Daniel Workman
In cases of fraud, life insurers can cancel coverage and deny claims at any time. This happens if applicants knowingly hide life-threatening medical conditions, lie about drug use or misrepresent their smoking status just to qualify for coverage they otherwise wouldn’t get.
But even when honest mistakes are made in the application process, many contracts are worded so that insurance companies can immediately invalidate coverage and refuse to pay claims.
This is especially true during a policy’s contestable period. According to the Insurance Information Institute, the contestable period is the time when an insurer can cancel a policy if it finds the application contained errors or misrepresentations.
Contestable period in action
If you neglect to list treatment you received years ago, that can be grounds for denying a claim. For example, if you fail to mention that you received treatment for Hepatitis B on your application and your insurance company finds out after your family files a claim, it can deny payment the death benefit — even if your death was not related to Hepatitis B. The Texas Department of Insurance recommends not allowing anyone else, even an agent, to fill out an application on your behalf.
Recently, a federal judge in New York ruled that MetLife had the right to cancel during the contestable period simply because an application was missing information.
Contestable period explained
In most life insurance contracts, rights under the contestable period are not explicitly defined. The policy language focuses on when the contestable period no longer applies, which is usually after two years. Below is a simplified version of an “incontestability” provision from a Bank of Montreal life insurance policy:
“Except for fraud, we will not contest this policy after it has been in force during the lifetime of the insured person for a period of two years from the later of the policy effective date or latest reinstatement date.”
In other words, fraud is contestable after two years. But during the first two years (the contestable period), there is no limit on what can be legally challenged, and the insurance company can deny a claim for even honest mistakes.

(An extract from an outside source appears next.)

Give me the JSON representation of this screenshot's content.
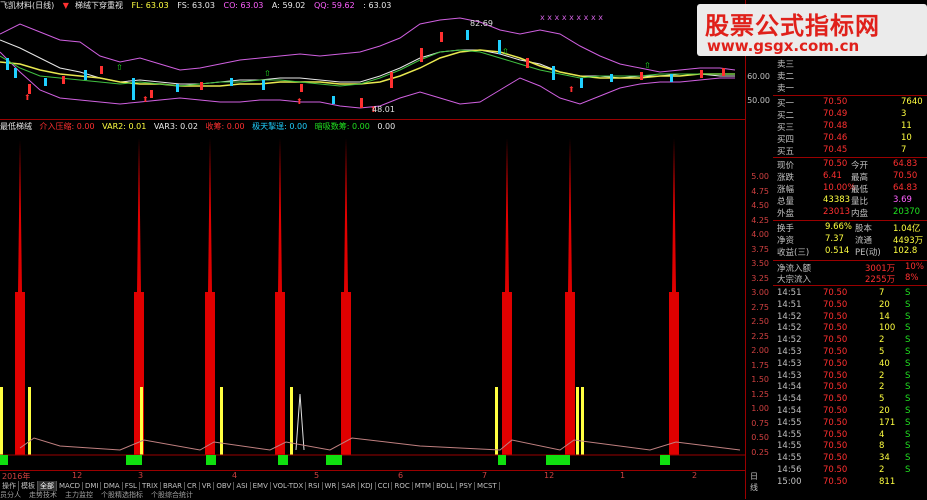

It’s important to understand that a new contestable period starts if an insurer reinstates a policy that lapsed because of unpaid premiums. Before reinstating coverage, insurance companies demand proof of insurability and ask detailed underwriting questions that become subject to a new two-year contestable period.
Consumers should carefully check the wording on any amendments and riders they received from their insurers. Most policy changes that increase life insurance amounts specify that another two-year contestable period applies on the effective date of the amendment or rider.

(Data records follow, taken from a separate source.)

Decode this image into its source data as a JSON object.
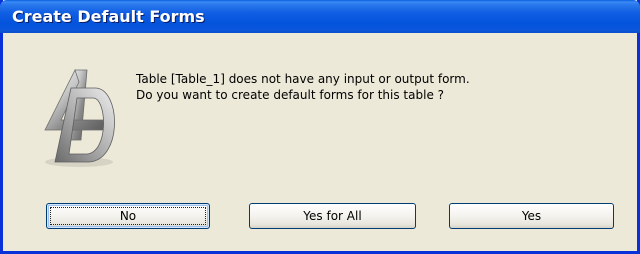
{
  "window": {
    "title": "Create Default Forms"
  },
  "logo": {
    "icon": "4d-logo-icon"
  },
  "message": {
    "line1": "Table [Table_1] does not have any input or output form.",
    "line2": "Do you want to create default forms for this table ?"
  },
  "buttons": {
    "no_label": "No",
    "yes_for_all_label": "Yes for All",
    "yes_label": "Yes"
  },
  "colors": {
    "titlebar": "#0453dc",
    "window_border": "#0831d9",
    "dialog_background": "#ece9d8"
  }
}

Other important contestability provisions
Most life insurance policies have a suicide exclusion that specifically limits insurance company liability to a refund of premiums if the suicide occurs within a certain period of time. In California, for example, that period is two years, according to the California Department of Insurance.
Many contracts also have a misstatement regarding misstatement of age and gender. Depending on policy language, claim amounts may be adjusted based on the insured person’s true age and gender. Other insurers are stricter, allowing only a refund of paid premiums.
Misstatement of smoking status is mentioned as fraud in most recent life insurance contracts. Coverage is immediately voided with no claim payable. The insurer may only refund premiums paid after the date tobacco-use misrepresentation is discovered.
Policies with reasonable contestability provisions
Before replacing their coverage, consumers should ask their insurance agents to review samples of the contestability provisions from the policies and riders of several prospective insurance companies. The most consumer-friendly contestable period wording specifies that the insurance company will challenge undisclosed or misrepresented facts that only:
- Were within the insured person’s knowledge when he or she applied for coverage.
- Are crucial to the life insurance provided.
This prevents a life insurer from dismissing a claim for minor or irrelevant errors made during the application process.
Before switching insurance carriers, consumers should keep detailed records of all doctor visits, including places, dates and procedures performed.
Fill out all insurance applications honestly and completely. Consumers should keep all supporting documentation that proves their insurability ready for presentation — and families should keep it on hand, even after the insured person dies.
Still, insurance beneficiaries can run into an insurance company that scrutinizes medical information after a claim is filed. Those claimants can complain to their state’s insurance commissioner free of charge. That government agency will contact the insurer and ask for an explanation.